CARTAS DE AMOR – Amor Principiante


Amor Principiante


O calor intenso daquela tarde de Julho era ligeiramente amenizado pela brisa suave que vinha do rio. O som da tua gargalhada atingiu-me primeiro que a beleza do teu sorriso. Voltei-me e vi-te. Empurravas a cadeira de rodas que transportava o teu amigo, com uma leveza e uma graciosidade, como quem carrega uma pena. A blusa e os calções justos permitiram-me admirar a perfeição do teu corpo. Percebeste que te admirava e dirigiste-me um olhar, brindando-me com um sorriso encantador. Os teus cabelos ruivos caíam caprichosamente sobre os ombros e a aragem tinha a ousadia de brincar com eles. O meu mundo parou. O teu amigo respondia com esgares, fruto da sua deficiência, aos teus carinhos e isso afastava os olhares dos passantes. Eu não conseguia tirar os olhar de ti. Corri para te ajudar quando mais ninguém quis segurar na cadeira. O teu olhar de agradecimento subjugou-me a alma. Naquele momento senti que mesmo sem te conhecer, sem nos conhecermos, eu te pertencia. A voz suave e meiga com que me disseste «Obrigado» falou diretamente com o meu coração.

Voltamos àquela esplanada no dia seguinte. Falamos de ti, de mim e do mundo. Conversamos como se sempre nos tivéssemos conhecido. Lembras-te? Durante uma semana voltamos todos os dias à mesma esplanada. Falamos de tudo, menos do amor que sentia crescer dentro de mim. Dizia para mim próprio «Declaro-me amanhã. De amanhã não passa!» Cada dia o meu amor era maior mas o receio de um «Não» crescia em igual proporção.

Partiste!
Eu tinha tomado a minha decisão. Iria gentilmente segurar-te a mão e abrir-te o meu coração. Falar-te do meu amor, da minha paixão. Contar-te sobre este amor infinito que fazia o meu coração transbordar como um rio em plena tempestade, com a mesma irreverência e inquietação com que este invade as margens.

Partiste!
O telefonema breve em que me dizias que irias passar um mês no Algarve e o convite para uma visita, encheram-me de esperança mas a dúvida atropela-me os sentimentos, comprime-me o peito e asfixia-me o coração. Não quero, nem posso esperar a semana inteira para te dizer o que sinto. Pois a ânsia de saber se este amor é correspondido teima em querer sufocar-me, a cada minuto que passa. Deixa-me ser o instrumento da tua felicidade. Permite que as nossas vidas sejam construídas lado a lado, num eterno caminhar, envolvidos pela luz resplandecente do meu, do teu, do nosso amor!
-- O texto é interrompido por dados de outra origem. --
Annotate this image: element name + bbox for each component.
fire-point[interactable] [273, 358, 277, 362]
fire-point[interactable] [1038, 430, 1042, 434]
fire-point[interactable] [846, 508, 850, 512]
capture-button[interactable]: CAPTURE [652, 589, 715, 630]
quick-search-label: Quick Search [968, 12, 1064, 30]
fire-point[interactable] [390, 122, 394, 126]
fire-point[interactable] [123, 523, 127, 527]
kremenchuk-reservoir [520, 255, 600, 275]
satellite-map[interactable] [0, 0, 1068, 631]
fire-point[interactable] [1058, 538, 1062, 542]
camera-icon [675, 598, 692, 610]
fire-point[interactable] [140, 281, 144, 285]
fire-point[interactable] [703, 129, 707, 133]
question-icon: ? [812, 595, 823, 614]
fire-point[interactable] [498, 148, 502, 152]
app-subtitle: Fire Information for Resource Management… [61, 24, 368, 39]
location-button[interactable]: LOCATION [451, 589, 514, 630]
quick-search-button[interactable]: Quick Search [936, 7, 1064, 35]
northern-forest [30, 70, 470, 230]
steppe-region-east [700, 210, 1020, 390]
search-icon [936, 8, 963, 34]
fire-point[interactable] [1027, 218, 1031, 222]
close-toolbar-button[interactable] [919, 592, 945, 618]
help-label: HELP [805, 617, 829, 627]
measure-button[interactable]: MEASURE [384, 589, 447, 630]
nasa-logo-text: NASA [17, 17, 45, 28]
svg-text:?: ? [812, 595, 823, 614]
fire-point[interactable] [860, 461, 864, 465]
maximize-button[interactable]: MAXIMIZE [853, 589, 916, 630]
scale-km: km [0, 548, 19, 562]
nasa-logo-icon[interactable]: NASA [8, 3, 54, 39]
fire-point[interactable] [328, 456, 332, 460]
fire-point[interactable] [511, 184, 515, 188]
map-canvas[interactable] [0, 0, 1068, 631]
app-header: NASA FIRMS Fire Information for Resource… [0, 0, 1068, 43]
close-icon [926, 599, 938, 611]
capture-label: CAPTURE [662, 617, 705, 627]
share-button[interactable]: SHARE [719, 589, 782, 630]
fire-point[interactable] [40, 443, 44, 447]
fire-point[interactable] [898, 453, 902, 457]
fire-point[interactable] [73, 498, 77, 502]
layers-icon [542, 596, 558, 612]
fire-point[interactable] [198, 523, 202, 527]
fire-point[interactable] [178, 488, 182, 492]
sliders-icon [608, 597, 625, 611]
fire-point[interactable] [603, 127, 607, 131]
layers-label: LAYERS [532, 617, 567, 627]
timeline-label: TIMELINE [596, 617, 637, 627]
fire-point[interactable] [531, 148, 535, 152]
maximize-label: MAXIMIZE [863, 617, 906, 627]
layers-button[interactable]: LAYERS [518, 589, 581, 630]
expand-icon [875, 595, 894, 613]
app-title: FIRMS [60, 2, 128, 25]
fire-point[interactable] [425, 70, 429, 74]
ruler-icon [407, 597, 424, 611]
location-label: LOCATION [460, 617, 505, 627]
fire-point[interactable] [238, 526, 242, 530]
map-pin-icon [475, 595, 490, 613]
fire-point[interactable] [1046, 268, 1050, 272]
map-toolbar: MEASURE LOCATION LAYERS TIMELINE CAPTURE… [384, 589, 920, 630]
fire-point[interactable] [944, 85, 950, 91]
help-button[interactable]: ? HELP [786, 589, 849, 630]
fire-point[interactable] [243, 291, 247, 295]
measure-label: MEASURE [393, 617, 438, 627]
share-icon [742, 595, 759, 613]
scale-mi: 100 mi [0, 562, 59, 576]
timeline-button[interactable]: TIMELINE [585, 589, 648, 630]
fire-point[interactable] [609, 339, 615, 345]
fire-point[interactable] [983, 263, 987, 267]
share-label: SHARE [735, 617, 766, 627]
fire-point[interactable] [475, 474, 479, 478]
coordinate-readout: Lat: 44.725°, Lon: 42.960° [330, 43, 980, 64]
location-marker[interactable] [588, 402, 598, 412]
A tua ausência cria em mim um vazio cujo peso é insuportável. Para viver o meu coração anseia pelo teu, como as plantas anseiam pelo sol para as fazer crescer ou como as aves necessitam do céu para voar. A angústia de não conhecer a verdade dos teus sentimentos é como grilhões que me prendem e que arrasto com um caminhar pesado. Estou cativo deste amor que me promete felicidade eterna mas que a incerteza reduz a uma prisão sem grades.

Vem amar-me! Necessito de sentir a “prisão” do teu amor para ser verdadeiramente livre.